Background: The stable prostaglandin I2 analogue (iloprost) iloprost has been shown to inhibit allergic airway inflammation in mice by modulating the function of myeloid dendritic cells (DCs).
Objective: The aim of the current study was to investigate the biological activity of iloprost on human monocyte-derived DCs.
Methods: I prostanoid (IP) receptor expression was analysed by RT-PCR. Cytokine secretion by DCs and CD4+ T cells was measured by ELISA. The expression of the transcription factor FoxP3 after co-culture of DCs with CD4+ CD45RA+ T cells was analysed by flow cytometry.

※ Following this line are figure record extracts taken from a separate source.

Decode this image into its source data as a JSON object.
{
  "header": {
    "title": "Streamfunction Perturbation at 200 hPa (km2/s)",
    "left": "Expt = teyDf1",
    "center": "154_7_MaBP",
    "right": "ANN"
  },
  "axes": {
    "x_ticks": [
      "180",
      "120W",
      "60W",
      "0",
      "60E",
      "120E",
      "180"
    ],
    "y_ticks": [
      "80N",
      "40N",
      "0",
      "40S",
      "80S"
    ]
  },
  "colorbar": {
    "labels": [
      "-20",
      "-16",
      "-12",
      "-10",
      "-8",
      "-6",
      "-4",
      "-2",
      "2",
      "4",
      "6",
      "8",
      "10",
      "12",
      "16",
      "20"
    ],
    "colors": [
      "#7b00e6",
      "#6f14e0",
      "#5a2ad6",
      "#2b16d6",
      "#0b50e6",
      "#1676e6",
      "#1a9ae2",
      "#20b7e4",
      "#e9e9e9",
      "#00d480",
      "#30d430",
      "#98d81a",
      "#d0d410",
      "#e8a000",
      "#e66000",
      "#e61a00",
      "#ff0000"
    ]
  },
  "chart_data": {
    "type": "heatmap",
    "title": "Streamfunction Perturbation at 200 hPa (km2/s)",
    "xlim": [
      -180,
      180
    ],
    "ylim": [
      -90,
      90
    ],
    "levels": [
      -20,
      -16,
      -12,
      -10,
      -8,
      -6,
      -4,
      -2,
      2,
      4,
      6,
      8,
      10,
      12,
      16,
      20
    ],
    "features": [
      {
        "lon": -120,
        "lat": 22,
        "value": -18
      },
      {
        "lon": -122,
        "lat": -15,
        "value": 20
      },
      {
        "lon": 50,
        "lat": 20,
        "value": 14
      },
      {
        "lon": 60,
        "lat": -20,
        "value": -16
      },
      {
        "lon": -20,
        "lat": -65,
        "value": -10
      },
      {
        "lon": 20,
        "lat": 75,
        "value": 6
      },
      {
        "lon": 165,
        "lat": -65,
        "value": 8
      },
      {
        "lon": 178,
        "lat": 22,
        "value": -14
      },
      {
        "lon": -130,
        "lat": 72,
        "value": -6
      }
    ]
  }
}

Results: Human monocyte-derived DCs were found to express mRNA specific for the PGI2 receptor IP, and stimulation with iloprost resulted in increased cyclic AMP levels in both immature DCs (iDCs) and mature DCs (mDCs). Moreover, iloprost dose dependently inhibited the secretion of TNF-alpha, IL-6, IL-8 and IL-12p70 in mDCs, while it enhanced IL-10 production. Changes in cytokine secretion were paralleled by an altered T-cell priming capacity of DCs: in co-culture experiments of iloprost-treated mDC and naïve CD45RA+ T cells, an induction of regulatory T cells could be observed, as demonstrated by increased intracellular FoxP3 expression and IL-10 production. Additionally, iloprost inhibited the MIP-3beta-induced migration of mDCs.
Conclusion: In summary, our results provide evidence that iloprost profoundly affects the function of human myeloid DCs. Therefore, iloprost might also be a new therapeutical option for the treatment of asthma in humans.